Canta che ti passa: da dove deriva il modo di dire?
Il modo di dire “canta che ti passa” pare che derivi da un incisione fatta su una trincea durante la Prima Guerra Mondiale da un soldato sconosciuto.
Approfondimento
Piero Jahier
Piero Jahier, scrittore e poeta italiano nato nel 1884 e arruolato nel 1916 come volontario negli Alpini con il grado di sottotenente, lo cita nell’epigrafe della sua raccolta di Canti di soldato pubblicata nel 1919, che si ispira al periodo passato in trincea.

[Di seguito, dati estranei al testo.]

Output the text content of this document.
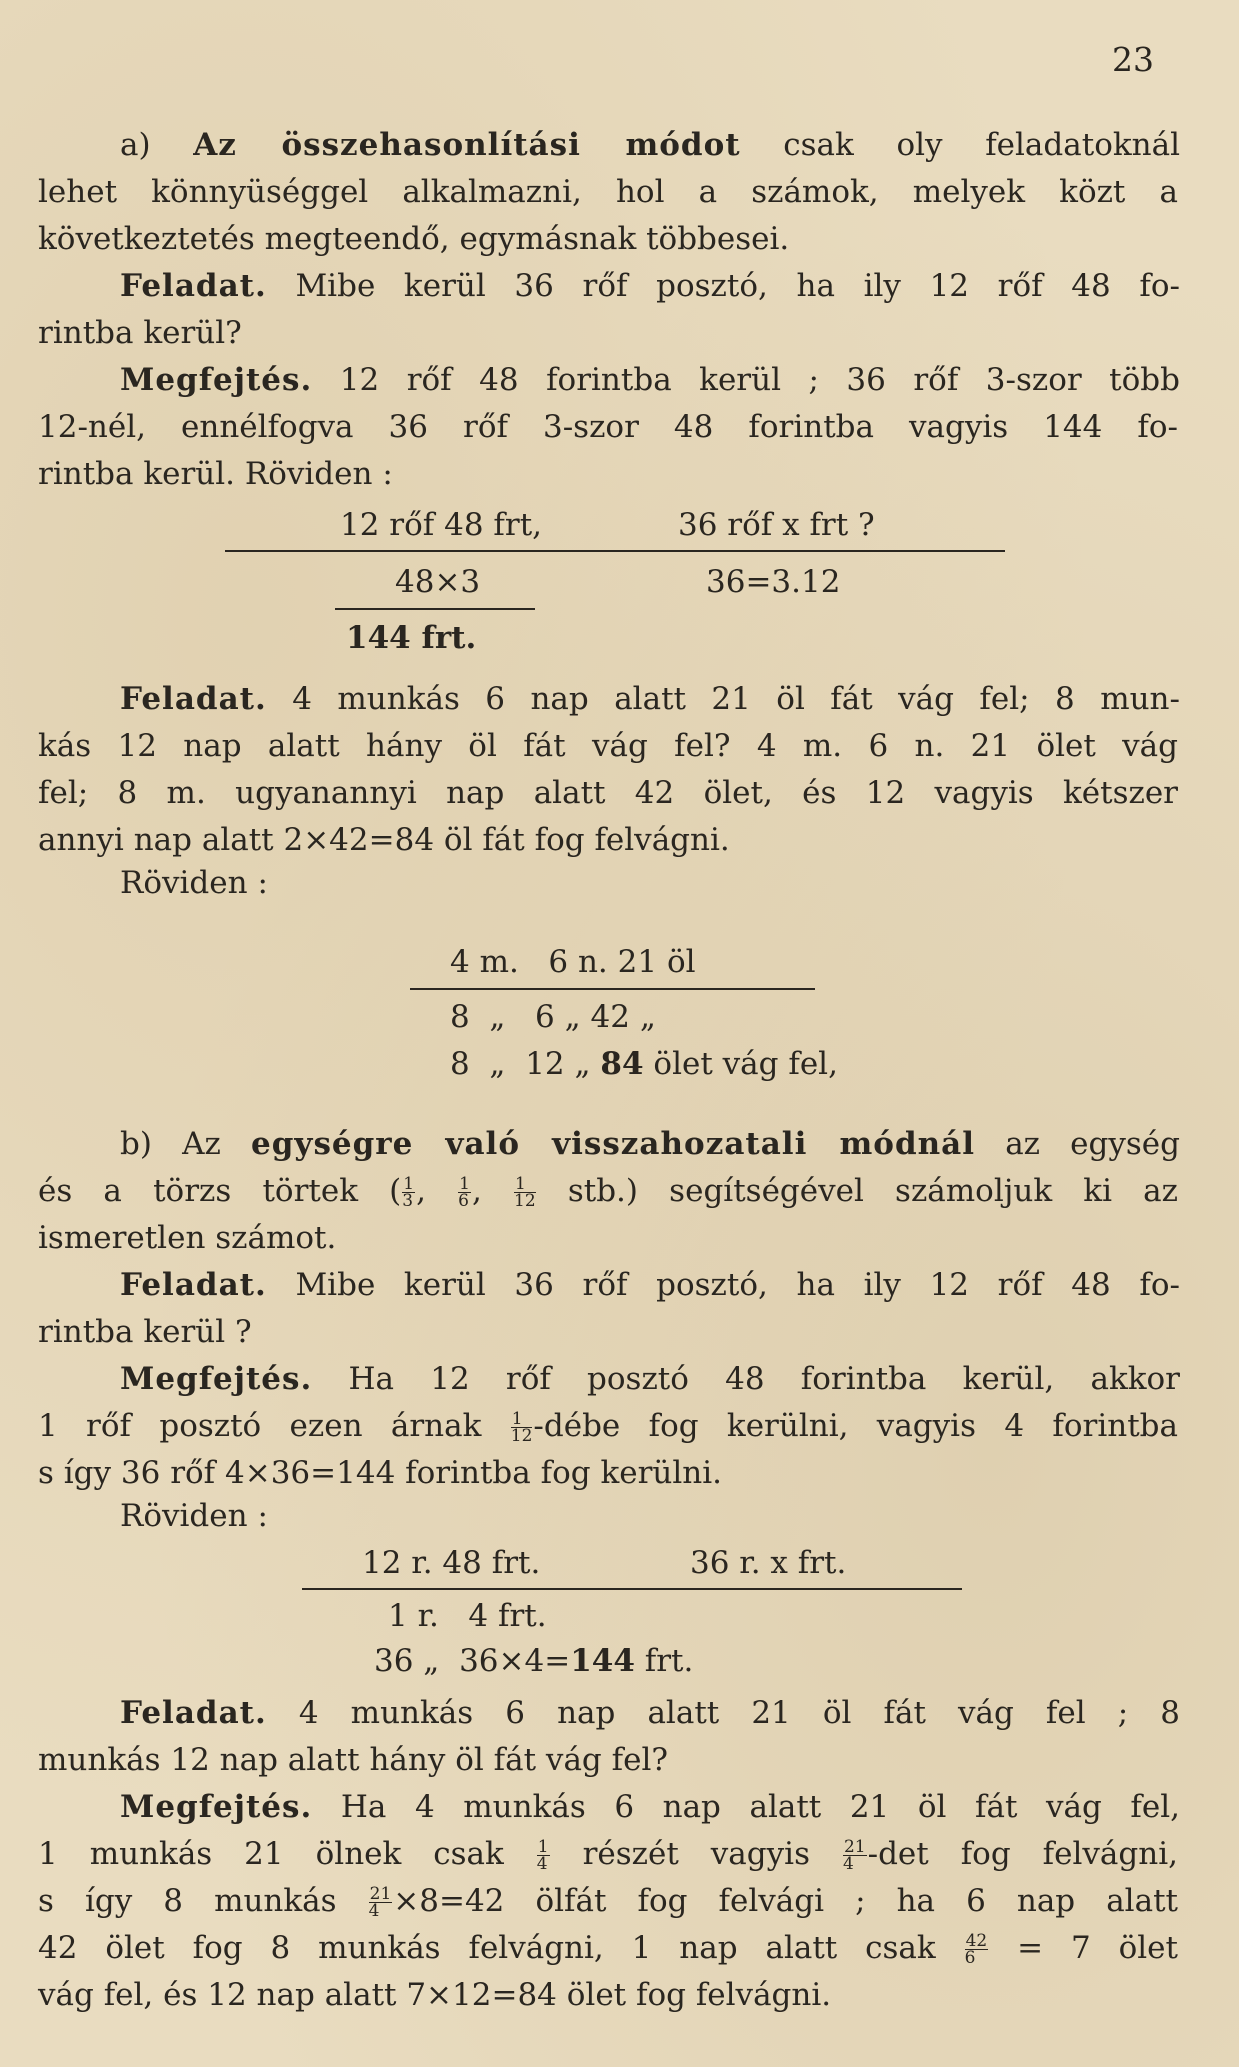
23
a) Az összehasonlítási módot csak oly feladatoknál
lehet könnyüséggel alkalmazni, hol a számok, melyek közt a
következtetés megteendő, egymásnak többesei.
Feladat. Mibe kerül 36 rőf posztó, ha ily 12 rőf 48 fo-
rintba kerül?
Megfejtés. 12 rőf 48 forintba kerül ; 36 rőf 3-szor több
12-nél, ennélfogva 36 rőf 3-szor 48 forintba vagyis 144 fo-
rintba kerül. Röviden :
12 rőf 48 frt,	36 rőf x frt ?
48×3	36=3.12
144 frt.
Feladat. 4 munkás 6 nap alatt 21 öl fát vág fel; 8 mun-
kás 12 nap alatt hány öl fát vág fel? 4 m. 6 n. 21 ölet vág
fel; 8 m. ugyanannyi nap alatt 42 ölet, és 12 vagyis kétszer
annyi nap alatt 2×42=84 öl fát fog felvágni.
Röviden :
4 m.   6 n. 21 öl
8  „   6 „ 42 „
8  „  12 „ 84 ölet vág fel,
b) Az egységre való visszahozatali módnál az egység
és a törzs törtek ( $\frac{1}{3}$ , $\frac{1}{6}$ , $\frac{1}{12} stb$.) segítségével számoljuk ki az
ismeretlen számot.
Feladat. Mibe kerül 36 rőf posztó, ha ily 12 rőf 48 fo-
rintba kerül ?
Megfejtés. Ha 12 rőf posztó 48 forintba kerül, akkor
1 rőf posztó ezen árnak $\frac{1}{12}$ -débe fog kerülni, vagyis 4 forintba
s így 36 rőf 4×36=144 forintba fog kerülni.
Röviden :
12 r. 48 frt.	36 r. x frt.
1 r.   4 frt.
36 „  36×4=144 frt.
Feladat. 4 munkás 6 nap alatt 21 öl fát vág fel ; 8
munkás 12 nap alatt hány öl fát vág fel?
Megfejtés. Ha 4 munkás 6 nap alatt 21 öl fát vág fel,
1 munkás 21 ölnek csak $\frac{1}{4}$ részét vagyis $\frac{21}{4} -\det$ fog felvágni,
s így 8 munkás $\frac{21}{4} \times 8=42$ ölfát fog felvági ; ha 6 nap alatt
42 ölet fog 8 munkás felvágni, 1 nap alatt csak $\frac{42}{6} = 7$ ölet
vág fel, és 12 nap alatt 7×12=84 ölet fog felvágni.
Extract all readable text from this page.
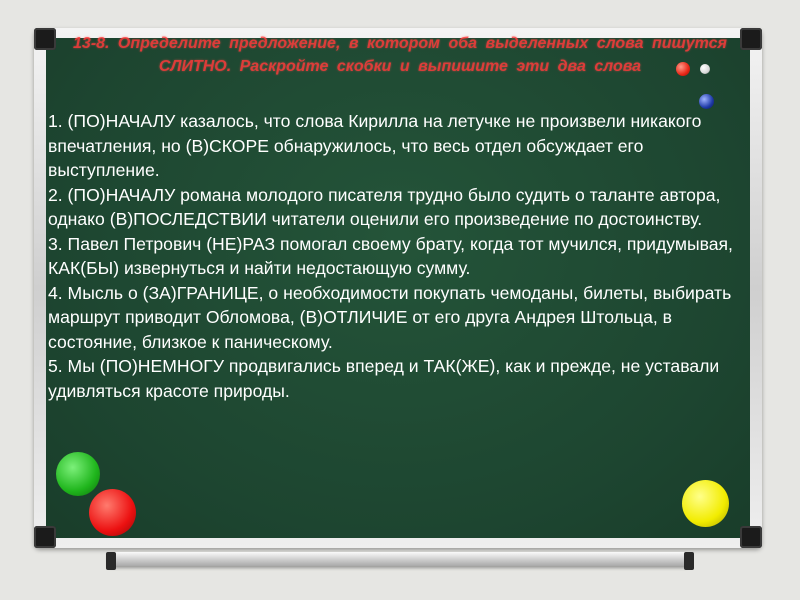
13-8. Определите предложение, в котором оба выделенных слова пишутся СЛИТНО. Раскройте скобки и выпишите эти два слова

1. (ПО)НАЧАЛУ казалось, что слова Кирилла на летучке не произвели никакого впечатления, но (В)СКОРЕ обнаружилось, что весь отдел обсуждает его выступление.

2. (ПО)НАЧАЛУ романа молодого писателя трудно было судить о таланте автора, однако (В)ПОСЛЕДСТВИИ читатели оценили его произведение по достоинству.

3. Павел Петрович (НЕ)РАЗ помогал своему брату, когда тот мучился, придумывая, КАК(БЫ) извернуться и найти недостающую сумму.

4. Мысль о (ЗА)ГРАНИЦЕ, о необходимости покупать чемоданы, билеты, выбирать маршрут приводит Обломова, (В)ОТЛИЧИЕ от его друга Андрея Штольца, в состояние, близкое к паническому.

5. Мы (ПО)НЕМНОГУ продвигались вперед и ТАК(ЖЕ), как и прежде, не уставали удивляться красоте природы.
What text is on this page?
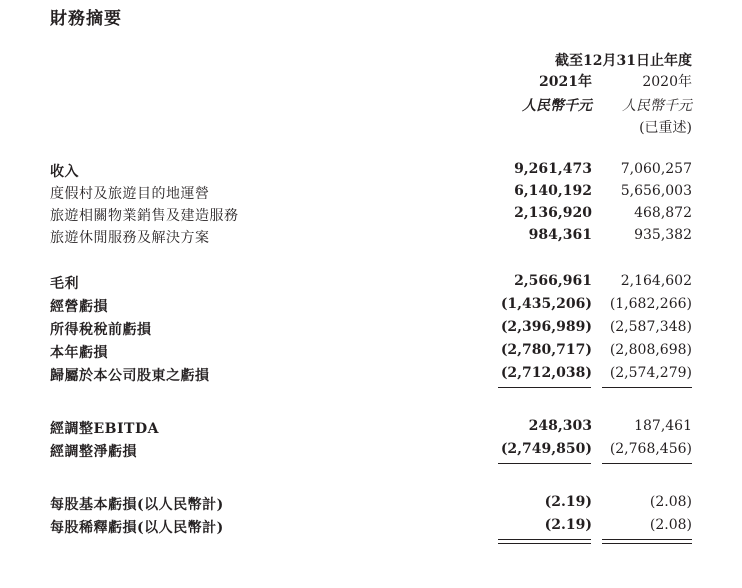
財務摘要
截至12月31日止年度
2021年	2020年
人民幣千元 人民幣千元
(已重述)
收入	9,261,473 7,060,257
度假村及旅遊目的地運營	6,140,192 5,656,003
旅遊相關物業銷售及建造服務	2,136,920	468,872
旅遊休閒服務及解決方案	984,361	935,382
毛利	2,566,961 2,164,602
經營虧損	(1,435,206) (1,682,266)
所得稅稅前虧損	(2,396,989) (2,587,348)
本年虧損	(2,780,717) (2,808,698)
歸屬於本公司股東之虧損	(2,712,038) (2,574,279)
經調整EBITDA	248,303	187,461
經調整淨虧損	(2,749,850) (2,768,456)
每股基本虧損(以人民幣計)	(2.19)	(2.08)
每股稀釋虧損(以人民幣計)	(2.19)	(2.08)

Nella raccolta, firmata con lo pseudonimo di Pietro Barba, Jahier parla del “buon consiglio che un fante compagno aveva graffiato nella parete della dolina: canta che ti passa”. Un modo di dire ai giorni nostri molto diffuso per invitare a superare con il canto le preoccupazioni che la vita quotidianamente presenta.
Tra l’altro è noto che nel Corpo militare degli Alpini vi sia una lunga tradizione di canti.
Il canto nell’antichità
La forza del canto è nota sin dall’antichità: Orfeo, figura della mitologia greca, con il suono della sua lira e del suo canto, ammansiva le bestie feroci, dava vita alle rocce e agli elementi della natura, resisteva alla forza seduttrice delle sirene.
Anche un verso del poeta e scrittore italiano Francesco Petrarca cita:
Perché cantando il duol si disacerba
(Canzoniere, XXIII, 4)
Cosa dice la scienza
Oggi, la scienza conferma quanto già intuito in passato: il canto ha effetti positivi sul corpo e sulla mente.
Riduce lo stress, l’ansia e la tensione, abbassa la pressione sanguigna e rinforza il sistema immunitario.
Inoltre, stimola la produzione di endorfine, le “molecole della felicità”, migliorando l’umore e il senso di benessere.
Quindi, la prossima volta che ti senti giù, prova a cantare! Potresti sorprenderti di quanto ti faccia bene.